Romantic Comedy Image

Romantic Comedy

By Bradley Gibson | March 11, 2019

Can you enjoy a narrated documentary of nothing but clips from romantic comedies for 77 minutes? Writer/director Elizabeth Sankey has assembled an entertaining and thought-provoking promenade through the romantic-comedy genre from the inception of talkies to present day in her documentary Romantic Comedy.

Several narrators express opinions throughout from different points of view. Its main theme deals with unrealistic portrayals of women. At the same time, it suggests that these films are made for women and only women watch them. Which brings up a troubling contradiction: If those ideas don’t appeal then why do these films still succeed? Is our culture distorted as a result of the influence of these films? Or are the films an accurate (if highly stylized) document of our distorted culture? Or Is that perhaps a negative feedback loop that reinforces itself?

John Cusack’s character Rob Gordon in the much-maligned rom-com High Fidelity asks this same question in a pop music metaphor:  “What came first, the music or the misery? People worry about kids playing with guns or watching violent videos, that some sort of culture of violence will take them over. Nobody worries about kids listening to thousands, literally thousands of songs about heartbreak, rejection, pain, misery, and loss. Did I listen to pop music because I was miserable? Or was I miserable because I listened to pop music?”

Marc Webb’s 500 days of Summer is used as an example of men’s idealized expectations of women (i.e., Manic Pixie Dream Girl). However, the film makes clear from the beginning an awareness that the main character is indulging an unrealistic and damaging fantasy. It’s meant to be critical of the very faults Sankey is damning it for. “Tom (Joseph Gordon-Levitt), greeting-card writer and hopeless romantic, is caught completely off-guard when his girlfriend, Summer (Zooey Deschanel), suddenly dumps him.”  Cherry-picking clips to illustrate an unrealistic view of women dismisses the fact that the whole film is making that same point. Tom is a man-child douchebag with wildly out of whack expectations. Expectations he may have set from watching romantic comedies (men do watch them, of course). 

Romantic Comedy does this more than once: taking scenes out of context to make a point that may or may not be what the original director meant to say with their film.

“…people are people, and love is love, and it can always be funny and heartbreaking at the same time… “

Mainstream Rom-Coms historically have tended to focus on white, middle class, heterosexual couples with queer people and people of color relegated to flat supporting roles often as offensive stereotypes. However, after making that point as a criticism, Sankey later goes on to show clips of films with LGBTQ characters and people of color as main characters in a supportive cultural context. The landscape of film is changing. 

“Mainstream Hollywood” is poked at here, but it’s an institution that is rapidly losing relevance. An expanding world of indie film romantic comedy exists, with people from all ethnicities, nationalities, religions, genders, and orientations. It’s all out there to be discovered. Hollywood no longer rules this genre. 

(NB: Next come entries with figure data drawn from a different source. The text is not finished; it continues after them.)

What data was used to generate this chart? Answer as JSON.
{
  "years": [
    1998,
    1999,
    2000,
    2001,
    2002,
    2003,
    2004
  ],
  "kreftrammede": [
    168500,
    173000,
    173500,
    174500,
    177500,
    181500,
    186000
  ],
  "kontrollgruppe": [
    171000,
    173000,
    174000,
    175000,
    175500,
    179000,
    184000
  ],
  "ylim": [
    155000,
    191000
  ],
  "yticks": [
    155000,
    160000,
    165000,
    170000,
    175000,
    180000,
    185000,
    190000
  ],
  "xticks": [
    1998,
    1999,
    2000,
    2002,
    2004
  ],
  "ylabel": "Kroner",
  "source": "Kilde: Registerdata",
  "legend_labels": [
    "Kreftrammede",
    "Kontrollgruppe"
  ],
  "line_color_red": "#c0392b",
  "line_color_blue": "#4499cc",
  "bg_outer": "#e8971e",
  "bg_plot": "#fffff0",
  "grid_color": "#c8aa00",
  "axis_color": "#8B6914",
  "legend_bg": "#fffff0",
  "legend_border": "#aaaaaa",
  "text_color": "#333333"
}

I look forward to bisexual, polyamorous, and transgendered rom-coms, just as a start. If it’s not stupidly obvious by now, people are people, and love is love, and it can always be funny and heartbreaking at the same time.  

Sankey also falls into the trap of comparing all of rom-com film history against the mores of 2019, which are increasing difficult to even define given the neo-tribalism of social media. We live in a time of colorfully illustrated moral relativism. There are now as many ethical frameworks as there are Facebook group pages. It’s also constantly changing. We of 2019 are not the final arbiters of morality. “Right” has been and will continue to evolve. Fifty years from now we will be considered the Philistines, and to understand us the people of 2070 will need to know something of our culture and ethics and not compare us to what they consider moral.

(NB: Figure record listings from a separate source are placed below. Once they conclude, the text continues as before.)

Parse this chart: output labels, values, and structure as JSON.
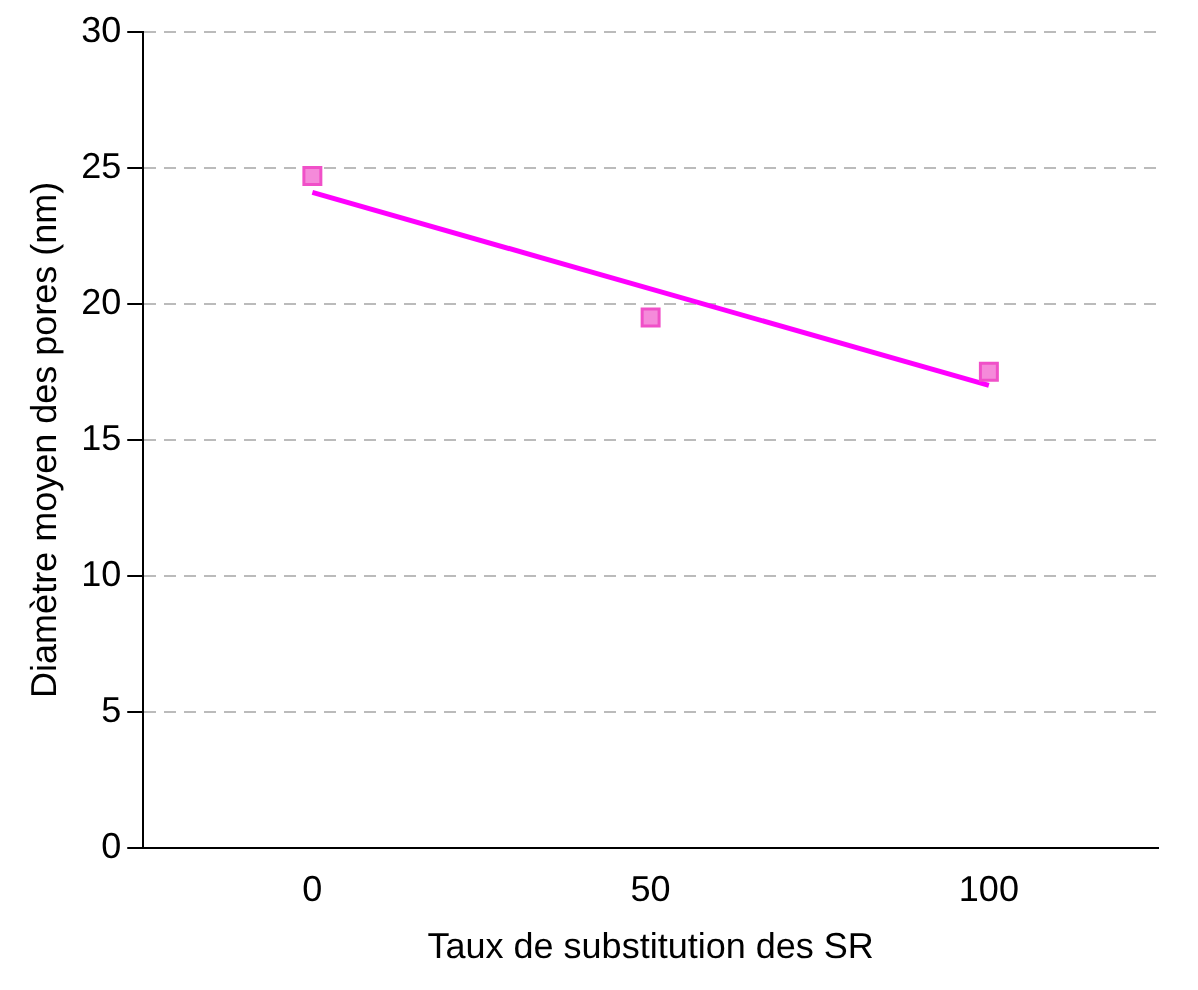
{
  "chart_data": {
    "type": "scatter",
    "xlabel": "Taux de substitution des SR",
    "ylabel": "Diamètre moyen des pores (nm)",
    "series": [
      {
        "color": "#f050c8",
        "x": [
          0,
          50,
          100
        ],
        "values": [
          24.7,
          19.5,
          17.5
        ],
        "marker": "square"
      },
      {
        "type": "line",
        "color": "#ff00ff",
        "x": [
          0,
          100
        ],
        "values": [
          24.1,
          17.0
        ],
        "marker": "none"
      }
    ],
    "xlim": [
      -25,
      125
    ],
    "xticks": [
      0,
      50,
      100
    ],
    "ylim": [
      0,
      30
    ],
    "yticks": [
      0,
      5,
      10,
      15,
      20,
      25,
      30
    ],
    "grid": "y",
    "legend": false,
    "line_style": "solid"
  }
}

When the next generation of relationship films comes around, will the traditional rom-com die a horrible death? What is a Millennial meet cute? What will Gen Z love stories be like? Will we understand the language at all as they stan each other into a ship? Or will they just ghost?

Despite that Sankey isn’t always fair to the filmmakers and films, this trip through rom-com land is nostalgic and satisfying. The emotional manipulation still works as designed, despite the presence of a narrator telling you that you’re being manipulated. Sankey admits as much, professing her love for the films despite her awareness of them often reinforcing patriarchal views of women, generally through the eyes of men. 

 …will the traditional rom-com die a horrible death? What is a Millennial meet cute? What will Gen Z love stories be like?

The fact that we just shared 800 words for 77 minutes of film should tell you how compelling Romantic Comedy is. The pleasure of the film is enhanced by lovely songs from Sankey’s own band Summer Camp. This is a film you can see repeatedly. Watch, listen, enjoy, consider, and discuss.   

Romantic Comedy (2019) Written and directed by Elizabeth Sankey. Starring Jessica Barden, Cameron Cook, Anne T. Donahue. Romantic Comedy screened at the 2019 SXSW Film Festival.